Painting a visible line at the edge of the cliff as a warning to the unwary not to step over is all very well but we should look to see what the from the mountain view presents to us. The absolutely classic case of not having Scriptures is the church for the generation after the death of Jesus. What is to be learned from their case? There is no doubting for believers that the Holy Spirit, who after all made gathering the church possible, preaching to it available and additions to it daily, could have inspired the apostles to write the entire New Testament within days of Pentecost. He could have but he didn't and there should be lessons for us to learn from it taking a generation until all the books were added that were going to be added. This generational work of producing the New Testament Scriptures deprived the public meetings of the church of Scripture as well as preventing the private Bible study of books that were as yet unwritten or undistributed. But there is a difference in this that there was New Testament public proclamation before the New Testament itself was completed.

This New Testament public proclamation was, as it is today, in the hands of the officers of the church but the characteristic 'officers' of that period, the apostles and the prophets, operated in a quintessentially public way.

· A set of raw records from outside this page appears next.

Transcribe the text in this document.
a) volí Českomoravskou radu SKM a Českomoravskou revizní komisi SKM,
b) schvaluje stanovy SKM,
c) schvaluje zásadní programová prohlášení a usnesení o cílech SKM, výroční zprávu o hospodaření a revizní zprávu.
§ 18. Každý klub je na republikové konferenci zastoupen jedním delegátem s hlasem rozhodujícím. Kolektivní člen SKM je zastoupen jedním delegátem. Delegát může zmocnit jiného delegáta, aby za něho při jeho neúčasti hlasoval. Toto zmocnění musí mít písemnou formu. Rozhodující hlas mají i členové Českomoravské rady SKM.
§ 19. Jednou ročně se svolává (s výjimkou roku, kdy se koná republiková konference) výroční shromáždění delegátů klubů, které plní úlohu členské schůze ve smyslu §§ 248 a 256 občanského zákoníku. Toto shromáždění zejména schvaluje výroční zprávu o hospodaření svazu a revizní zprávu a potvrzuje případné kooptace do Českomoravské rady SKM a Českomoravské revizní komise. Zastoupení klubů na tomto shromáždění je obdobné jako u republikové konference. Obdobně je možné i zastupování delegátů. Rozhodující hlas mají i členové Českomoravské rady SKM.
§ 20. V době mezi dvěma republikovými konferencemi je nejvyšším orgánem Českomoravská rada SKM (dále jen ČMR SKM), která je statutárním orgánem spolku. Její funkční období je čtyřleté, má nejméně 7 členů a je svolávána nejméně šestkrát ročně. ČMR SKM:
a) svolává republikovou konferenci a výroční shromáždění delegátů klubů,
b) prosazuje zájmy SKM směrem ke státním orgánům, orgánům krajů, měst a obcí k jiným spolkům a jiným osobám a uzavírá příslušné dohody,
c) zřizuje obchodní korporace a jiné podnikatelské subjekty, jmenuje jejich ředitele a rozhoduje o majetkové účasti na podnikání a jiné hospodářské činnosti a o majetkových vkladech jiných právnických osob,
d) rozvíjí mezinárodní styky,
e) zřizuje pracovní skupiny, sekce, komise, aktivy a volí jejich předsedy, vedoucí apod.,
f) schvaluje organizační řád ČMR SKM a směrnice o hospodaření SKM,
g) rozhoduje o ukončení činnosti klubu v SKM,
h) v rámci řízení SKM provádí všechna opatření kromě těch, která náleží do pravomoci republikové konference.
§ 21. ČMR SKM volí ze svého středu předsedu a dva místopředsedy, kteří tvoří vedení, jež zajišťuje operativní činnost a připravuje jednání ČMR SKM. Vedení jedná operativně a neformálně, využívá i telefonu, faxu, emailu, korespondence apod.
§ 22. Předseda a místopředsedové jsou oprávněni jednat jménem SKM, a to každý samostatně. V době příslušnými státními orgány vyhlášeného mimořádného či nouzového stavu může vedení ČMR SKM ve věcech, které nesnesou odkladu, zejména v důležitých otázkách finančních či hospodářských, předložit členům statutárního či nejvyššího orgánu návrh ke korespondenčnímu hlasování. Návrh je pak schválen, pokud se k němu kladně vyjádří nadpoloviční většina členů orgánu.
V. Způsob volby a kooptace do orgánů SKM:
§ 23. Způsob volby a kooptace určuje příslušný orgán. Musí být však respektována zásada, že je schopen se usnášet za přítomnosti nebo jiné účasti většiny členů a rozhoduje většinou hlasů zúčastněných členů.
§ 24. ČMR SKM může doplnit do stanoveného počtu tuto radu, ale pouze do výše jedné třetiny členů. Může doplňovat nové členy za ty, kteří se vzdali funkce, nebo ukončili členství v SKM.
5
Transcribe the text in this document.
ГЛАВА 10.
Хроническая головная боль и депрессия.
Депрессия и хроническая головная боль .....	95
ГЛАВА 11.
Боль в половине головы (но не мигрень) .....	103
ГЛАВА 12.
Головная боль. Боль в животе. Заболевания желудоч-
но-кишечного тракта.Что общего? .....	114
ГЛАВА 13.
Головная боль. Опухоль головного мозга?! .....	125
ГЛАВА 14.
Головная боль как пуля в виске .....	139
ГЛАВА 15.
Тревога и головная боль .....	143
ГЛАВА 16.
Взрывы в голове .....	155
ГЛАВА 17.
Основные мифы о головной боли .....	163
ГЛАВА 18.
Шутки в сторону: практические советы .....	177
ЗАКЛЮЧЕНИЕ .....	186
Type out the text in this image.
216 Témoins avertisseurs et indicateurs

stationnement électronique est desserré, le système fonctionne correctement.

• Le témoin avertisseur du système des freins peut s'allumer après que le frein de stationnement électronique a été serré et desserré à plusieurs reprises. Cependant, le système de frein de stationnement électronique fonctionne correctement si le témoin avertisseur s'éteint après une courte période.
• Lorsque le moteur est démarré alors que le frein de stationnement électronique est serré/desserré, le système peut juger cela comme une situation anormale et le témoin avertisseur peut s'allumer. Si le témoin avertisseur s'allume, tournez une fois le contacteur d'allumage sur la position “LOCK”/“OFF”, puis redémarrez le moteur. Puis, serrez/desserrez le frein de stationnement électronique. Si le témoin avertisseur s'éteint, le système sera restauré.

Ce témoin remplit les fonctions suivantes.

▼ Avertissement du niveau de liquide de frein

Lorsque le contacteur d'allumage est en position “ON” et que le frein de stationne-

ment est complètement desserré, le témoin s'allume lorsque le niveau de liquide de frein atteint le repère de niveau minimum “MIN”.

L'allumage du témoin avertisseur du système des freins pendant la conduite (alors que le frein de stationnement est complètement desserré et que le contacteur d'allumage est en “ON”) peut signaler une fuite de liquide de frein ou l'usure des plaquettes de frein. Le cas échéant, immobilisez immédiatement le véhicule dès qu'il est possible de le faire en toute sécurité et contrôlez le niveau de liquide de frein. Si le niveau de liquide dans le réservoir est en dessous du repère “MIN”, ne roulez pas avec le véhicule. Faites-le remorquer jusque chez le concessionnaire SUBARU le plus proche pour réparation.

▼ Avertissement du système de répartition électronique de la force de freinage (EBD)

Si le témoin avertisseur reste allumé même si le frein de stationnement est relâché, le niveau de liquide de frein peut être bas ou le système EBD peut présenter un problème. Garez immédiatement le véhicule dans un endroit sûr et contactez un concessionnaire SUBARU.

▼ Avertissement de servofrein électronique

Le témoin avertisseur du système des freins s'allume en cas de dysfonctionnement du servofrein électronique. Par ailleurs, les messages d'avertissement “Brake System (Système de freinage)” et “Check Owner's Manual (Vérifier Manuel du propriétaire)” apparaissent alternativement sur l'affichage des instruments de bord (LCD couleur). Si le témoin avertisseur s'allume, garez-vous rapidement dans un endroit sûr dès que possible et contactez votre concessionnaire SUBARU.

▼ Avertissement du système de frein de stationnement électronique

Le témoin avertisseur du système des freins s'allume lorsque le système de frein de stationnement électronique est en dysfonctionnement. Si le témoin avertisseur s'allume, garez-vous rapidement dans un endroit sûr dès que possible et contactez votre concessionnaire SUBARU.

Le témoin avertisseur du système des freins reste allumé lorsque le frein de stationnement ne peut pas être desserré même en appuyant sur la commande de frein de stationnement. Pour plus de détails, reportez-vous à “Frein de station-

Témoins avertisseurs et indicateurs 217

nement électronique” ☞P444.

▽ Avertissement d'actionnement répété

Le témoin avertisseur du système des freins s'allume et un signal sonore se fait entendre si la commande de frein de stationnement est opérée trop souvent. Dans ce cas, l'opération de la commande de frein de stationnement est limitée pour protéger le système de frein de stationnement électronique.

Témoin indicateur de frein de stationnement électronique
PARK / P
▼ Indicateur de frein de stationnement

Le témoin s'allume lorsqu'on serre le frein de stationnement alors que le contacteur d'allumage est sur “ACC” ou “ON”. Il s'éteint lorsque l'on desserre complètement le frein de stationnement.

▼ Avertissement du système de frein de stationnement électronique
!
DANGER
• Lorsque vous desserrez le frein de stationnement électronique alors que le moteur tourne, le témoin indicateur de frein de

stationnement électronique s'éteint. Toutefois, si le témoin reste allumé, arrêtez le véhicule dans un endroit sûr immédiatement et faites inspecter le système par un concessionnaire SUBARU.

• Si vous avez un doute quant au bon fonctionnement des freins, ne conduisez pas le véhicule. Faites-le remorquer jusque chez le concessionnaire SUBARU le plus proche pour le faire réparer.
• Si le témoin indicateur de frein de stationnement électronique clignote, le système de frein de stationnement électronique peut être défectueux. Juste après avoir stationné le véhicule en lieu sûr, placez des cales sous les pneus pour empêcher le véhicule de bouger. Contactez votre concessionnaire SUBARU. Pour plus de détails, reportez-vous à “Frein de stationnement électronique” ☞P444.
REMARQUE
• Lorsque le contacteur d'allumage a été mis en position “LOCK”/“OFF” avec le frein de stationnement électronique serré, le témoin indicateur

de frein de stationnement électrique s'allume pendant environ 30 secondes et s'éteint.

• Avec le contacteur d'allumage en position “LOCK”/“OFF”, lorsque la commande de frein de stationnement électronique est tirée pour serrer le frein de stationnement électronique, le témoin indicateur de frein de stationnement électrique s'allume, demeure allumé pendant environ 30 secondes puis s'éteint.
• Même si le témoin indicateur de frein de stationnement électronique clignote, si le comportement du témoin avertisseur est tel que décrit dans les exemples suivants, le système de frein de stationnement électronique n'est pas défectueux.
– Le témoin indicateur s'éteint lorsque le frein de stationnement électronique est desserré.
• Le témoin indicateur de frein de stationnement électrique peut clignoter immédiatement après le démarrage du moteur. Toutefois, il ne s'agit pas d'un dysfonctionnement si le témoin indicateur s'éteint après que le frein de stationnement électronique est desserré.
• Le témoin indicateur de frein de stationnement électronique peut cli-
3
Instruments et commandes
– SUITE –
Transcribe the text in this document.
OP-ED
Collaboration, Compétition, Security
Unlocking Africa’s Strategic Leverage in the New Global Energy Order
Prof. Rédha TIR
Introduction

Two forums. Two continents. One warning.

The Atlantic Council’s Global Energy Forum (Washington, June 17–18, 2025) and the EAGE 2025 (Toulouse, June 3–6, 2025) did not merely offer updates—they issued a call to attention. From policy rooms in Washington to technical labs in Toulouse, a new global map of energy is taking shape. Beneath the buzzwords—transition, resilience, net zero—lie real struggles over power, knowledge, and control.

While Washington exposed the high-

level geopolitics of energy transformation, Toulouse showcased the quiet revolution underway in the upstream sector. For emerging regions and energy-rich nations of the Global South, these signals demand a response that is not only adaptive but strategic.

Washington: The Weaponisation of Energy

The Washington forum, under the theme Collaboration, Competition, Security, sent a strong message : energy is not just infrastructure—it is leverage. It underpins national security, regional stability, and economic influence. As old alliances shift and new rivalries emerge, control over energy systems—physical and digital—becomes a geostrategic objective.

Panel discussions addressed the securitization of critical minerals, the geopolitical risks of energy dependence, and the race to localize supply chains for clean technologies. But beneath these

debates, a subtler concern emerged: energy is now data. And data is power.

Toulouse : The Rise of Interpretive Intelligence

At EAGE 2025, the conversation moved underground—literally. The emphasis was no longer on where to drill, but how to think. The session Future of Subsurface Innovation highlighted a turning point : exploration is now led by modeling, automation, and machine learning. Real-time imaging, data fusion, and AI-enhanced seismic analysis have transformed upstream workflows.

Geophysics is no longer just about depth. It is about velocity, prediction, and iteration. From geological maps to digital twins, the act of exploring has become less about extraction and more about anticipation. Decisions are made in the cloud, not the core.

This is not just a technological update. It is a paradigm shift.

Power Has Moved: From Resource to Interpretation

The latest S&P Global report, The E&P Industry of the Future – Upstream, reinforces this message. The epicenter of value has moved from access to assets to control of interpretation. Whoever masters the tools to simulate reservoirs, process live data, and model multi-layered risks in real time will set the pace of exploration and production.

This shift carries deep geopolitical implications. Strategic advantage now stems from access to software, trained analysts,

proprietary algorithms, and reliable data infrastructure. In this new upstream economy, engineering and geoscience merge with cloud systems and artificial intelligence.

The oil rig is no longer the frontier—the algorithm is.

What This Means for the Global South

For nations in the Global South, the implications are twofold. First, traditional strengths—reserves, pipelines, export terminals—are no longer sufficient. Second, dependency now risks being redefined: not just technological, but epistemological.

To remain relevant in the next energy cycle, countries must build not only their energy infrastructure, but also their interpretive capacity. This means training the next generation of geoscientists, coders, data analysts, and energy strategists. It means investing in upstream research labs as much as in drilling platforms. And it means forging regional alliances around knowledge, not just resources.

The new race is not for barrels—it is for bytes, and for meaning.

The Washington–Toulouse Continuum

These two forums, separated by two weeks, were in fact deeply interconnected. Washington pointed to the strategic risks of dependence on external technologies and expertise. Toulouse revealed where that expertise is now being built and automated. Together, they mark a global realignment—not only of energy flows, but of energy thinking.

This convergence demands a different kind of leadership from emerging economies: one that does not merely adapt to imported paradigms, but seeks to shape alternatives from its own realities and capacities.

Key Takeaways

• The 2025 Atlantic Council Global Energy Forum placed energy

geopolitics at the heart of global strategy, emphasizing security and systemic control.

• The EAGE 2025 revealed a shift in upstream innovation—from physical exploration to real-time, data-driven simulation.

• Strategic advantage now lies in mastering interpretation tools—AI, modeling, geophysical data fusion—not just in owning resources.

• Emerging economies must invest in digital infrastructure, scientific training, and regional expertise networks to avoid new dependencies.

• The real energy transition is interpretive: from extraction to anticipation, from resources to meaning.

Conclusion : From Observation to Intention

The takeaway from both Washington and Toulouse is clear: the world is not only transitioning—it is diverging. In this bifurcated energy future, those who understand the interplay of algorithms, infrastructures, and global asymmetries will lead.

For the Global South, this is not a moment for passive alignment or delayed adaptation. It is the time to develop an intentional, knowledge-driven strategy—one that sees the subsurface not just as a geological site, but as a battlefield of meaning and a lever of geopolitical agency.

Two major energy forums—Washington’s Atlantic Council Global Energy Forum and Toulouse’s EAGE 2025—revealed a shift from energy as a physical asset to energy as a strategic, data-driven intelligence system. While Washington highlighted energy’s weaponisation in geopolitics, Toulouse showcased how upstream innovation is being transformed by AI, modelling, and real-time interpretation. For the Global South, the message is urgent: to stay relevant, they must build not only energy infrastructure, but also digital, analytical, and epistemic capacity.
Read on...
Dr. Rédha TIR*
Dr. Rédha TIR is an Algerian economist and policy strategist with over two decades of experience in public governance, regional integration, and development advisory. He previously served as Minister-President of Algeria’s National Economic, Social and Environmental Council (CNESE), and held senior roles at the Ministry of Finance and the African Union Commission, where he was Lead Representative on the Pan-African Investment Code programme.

Take the prophets, who were to operate within the church; [1Co 14:29] 'Let two or three prophets speak, and let the others weigh what is said.' It is a singular fact that Luke in Acts goes out of his way to demonstrate that the prophets did not speak prophetically unless another prophet was there. (!) Consider the seemingly gratuitous mention of Philip's four daughters which makes no sense if not to 'legitimize' Agabus's prophecy about Paul's visit to Jerusalem.

A strong case could be made for arguing that the unfolding of the written revelation of the NT over a generation prevented the forsaking of gathering in order to do private study as if designedly so.